Em outra Rua, a Comendador Araújo, quase ao lado da Igreja Presbiteriana, estouravam nas panelas as pipocas do maitre Orlando na boate Gogó da Ema, metade milho, metade sal, para matar de sede os clientes, circunspectos doutores, e faturar mais alto nos drinques de claricol, campari e Sant Remy exigidos pelas meninas de programa docemente apelidadas de bailarinas, embora só bailassem na cama das espeluncas onde eram levadas pelos fregueses.
Quando a noite estava para acabar iam todas elas matar a fome com uma canja da madrugada e ouvir as histórias cheias de ironias, sabedoria, metáforas e advertências aos boêmios, platéia do velhote Perly na mesa redonda que dividia com o escritor Jamil Snege, no café do Hotel Colonial, o último refúgio da intelectualidade notívaga de Curitiba e que já fechou as portas há décadas.
O fato é que por onde andei tratei de marcar como sacras todas essas referências antigas.
As portas cerradas dos botequins e restaurantes que nunca mais serão abertas e que escondem em seu interior vidros coloridos e opacos com os mais preciosos tesouros de minha infância, balas de ovos, balas de banana de Antonina, as figuras do Zequinha, copos de capilé, biscoitos Lucinda e Maria Mole.
Só esta Curitiba única foi minha companheira de desabafos etílicos em madrugadas brancas de névoa e neblina entre rubros vômitos de Cuba-Libre, Gin e Hi-Fi.
Nas esquinas ficaram também as serenatas e os buquês de rosas recusadas, o bumbo silenciado do Fernandinho louco, o som do Rock Around The Clock, Elvis, Beatles e Rolling Stones, que se foram como o ronco dos escapes abertos das Kombis, dos DKWS e dos Gordinis fugindo das possantes motos Harley Davidson dos guardas Guerra e Pignatari, incansáveis atrás da gurizada.
E uma a uma as lembranças foram substituindo as ilusões dos amores que seriam eternos, das conquistas definitivas e dos amigos que durariam para sempre, mas já se foram sem despedida.
Os rios e riachos foram cobertos de concreto urbano como lápides, perderam a vida e o encanto, os bosques foram enterrados em cimento, tumbas de vidro e aço e as estrelas encobertas pelas luzes artificiais desistiram de pedir socorro.
E os cinemas, ah os cinemas esses são os insubstituíveis, o velho Luz com os cartazes de Sansão e Dalila pintados à mão pelo artista o investigador Maciste, o Avenida com os épicos, entre eles os Dez Mandamentos que tanto me impressionou, as matinadas do Ópera com os desenhos depois da missa e a as matinês do Palácio com as comédias água com açúcar de Dóris Day e Rock Hudson, estranhamente adorados por Paulo Francis, embora de péssima qualidade e sem nenhum conteúdo.
Nas bombonieres se buscava um drops Dulcora a delícia que o paladar adora, balas de chocolate e azedinhas , e life savers.
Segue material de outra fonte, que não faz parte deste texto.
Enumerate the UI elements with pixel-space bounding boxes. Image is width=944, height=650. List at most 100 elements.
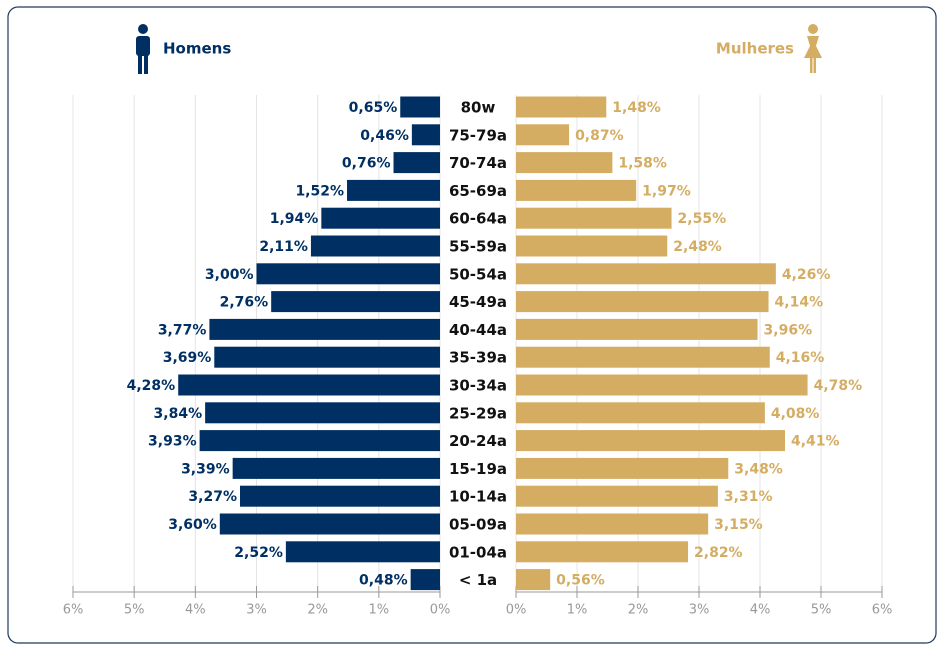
value-label: 2,52% [234, 545, 283, 561]
bar [516, 263, 776, 285]
category-label: 25-29a [449, 404, 507, 422]
value-label: 1,52% [295, 183, 344, 199]
x-tick-label: 6% [872, 603, 893, 618]
value-label: 2,55% [678, 211, 727, 227]
bar [411, 124, 440, 146]
x-tick-label: 0% [430, 603, 451, 618]
value-label: 3,00% [205, 267, 254, 283]
bar [516, 235, 668, 257]
x-tick-label: 3% [689, 603, 710, 618]
value-label: 0,48% [359, 573, 408, 589]
value-label: 1,58% [618, 156, 667, 172]
x-tick-label: 5% [811, 603, 832, 618]
bar [516, 430, 786, 452]
woman-icon [804, 24, 822, 73]
bar [516, 318, 758, 340]
category-label: 80w [461, 99, 496, 117]
bar [347, 179, 440, 201]
x-tick-label: 4% [185, 603, 206, 618]
bar [219, 513, 440, 535]
bar [178, 374, 440, 396]
value-label: 0,56% [556, 573, 605, 589]
x-tick-label: 1% [567, 603, 588, 618]
category-label: 35-39a [449, 349, 507, 367]
bar [410, 569, 440, 591]
value-label: 1,48% [612, 100, 661, 116]
category-label: 55-59a [449, 238, 507, 256]
bar [516, 152, 613, 174]
value-label: 1,97% [642, 183, 691, 199]
value-label: 0,87% [575, 128, 624, 144]
value-label: 1,94% [270, 211, 319, 227]
x-tick-label: 4% [750, 603, 771, 618]
bar [516, 402, 765, 424]
x-tick-label: 2% [307, 603, 328, 618]
bar [321, 207, 440, 229]
category-label: 05-09a [449, 516, 507, 534]
value-label: 3,39% [181, 461, 230, 477]
value-label: 3,77% [158, 322, 207, 338]
value-label: 3,15% [714, 517, 763, 533]
category-label: 30-34a [449, 377, 507, 395]
value-label: 2,76% [220, 295, 269, 311]
value-label: 2,11% [259, 239, 308, 255]
legend-label: Mulheres [716, 40, 794, 58]
card [7, 6, 937, 644]
value-label: 3,60% [168, 517, 217, 533]
value-label: 4,14% [775, 295, 824, 311]
x-tick-label: 1% [369, 603, 390, 618]
bar [516, 124, 570, 146]
legend-label: Homens [163, 40, 231, 58]
bar [516, 374, 808, 396]
value-label: 3,48% [734, 461, 783, 477]
x-tick-label: 5% [124, 603, 145, 618]
bar [310, 235, 440, 257]
bar [516, 569, 551, 591]
bar [209, 318, 440, 340]
value-label: 2,82% [694, 545, 743, 561]
category-label: 15-19a [449, 460, 507, 478]
bar [516, 513, 709, 535]
category-label: 50-54a [449, 265, 507, 283]
value-label: 0,65% [349, 100, 398, 116]
value-label: 4,26% [782, 267, 831, 283]
bar [232, 457, 440, 479]
bar [516, 346, 770, 368]
value-label: 4,16% [776, 350, 825, 366]
x-tick-label: 2% [628, 603, 649, 618]
x-tick-label: 3% [246, 603, 267, 618]
category-label: 65-69a [449, 182, 507, 200]
bar [199, 430, 440, 452]
value-label: 3,96% [764, 322, 813, 338]
bar [393, 152, 440, 174]
category-label: 40-44a [449, 321, 507, 339]
x-tick-label: 6% [63, 603, 84, 618]
bar [239, 485, 440, 507]
bar [256, 263, 440, 285]
category-label: 45-49a [449, 293, 507, 311]
value-label: 4,78% [814, 378, 863, 394]
category-label: 01-04a [449, 543, 507, 561]
category-label: 75-79a [449, 126, 507, 144]
value-label: 3,69% [163, 350, 212, 366]
man-icon [136, 24, 150, 74]
value-label: 4,08% [771, 406, 820, 422]
bar [205, 402, 440, 424]
bar [271, 291, 440, 313]
category-label: 10-14a [449, 488, 507, 506]
value-label: 4,41% [791, 434, 840, 450]
bar [516, 291, 769, 313]
bar [516, 457, 729, 479]
bar [516, 96, 607, 118]
category-label: 20-24a [449, 432, 507, 450]
bar [516, 485, 718, 507]
category-label: 70-74a [449, 154, 507, 172]
value-label: 3,31% [724, 489, 773, 505]
value-label: 3,84% [154, 406, 203, 422]
category-label: < 1a [459, 571, 497, 589]
value-label: 2,48% [673, 239, 722, 255]
value-label: 3,27% [188, 489, 237, 505]
value-label: 3,93% [148, 434, 197, 450]
value-label: 0,46% [360, 128, 409, 144]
Tudo era diferente, mágico e apreciado
O destaque era o gigante cine Vitória, que foi o nosso Chinese Theater, tão louvado pelo cronista misógino da Tribuna, o E.G.C., sempre impecável em sua inseparável capa de gabardine italiano e que ciceroneou Janet Leigh e Karl Malden depois de um festival organizado por ele com direito a um jantar na Confeitaria Iguaçu – e nunca mais artistas consagrados de Hollywood visitaram Curitiba.
Dos velhos e grandes cinemas transformados em bingos, igrejas mercenárias e estacionamentos decrépitos restaram só fotos e cartazes desbotados como se fossem figurinhas coladas para sempre nas páginas do álbum de minha alma melancólica.
E de tanta perda, salvo apenas as lembranças, já que procuro ainda e desesperadamente, os meus mortos todos.
Procuro a todos esperando inutilmente que um dia renasçam ou desmorram para me fazer companhia, ou deverei partir eu, já que de cada um deles e desses lugares queridos sou muito precisado para reencontrar a minha cidade. Mas procuro também os vivos e a coragem de gritar bem alto quanto eu os amo e que a vida seria impossível sem cada um dos que restaram e dos que vieram depois.
Esta procura termina sempre, em silente exaustão, naquele que um dia fui.
E assim, já que o tempo não volta mesmo e as pessoas não se desencantam fico com a alternativa única de que falava o poeta Rylke: viver apenas o que resta.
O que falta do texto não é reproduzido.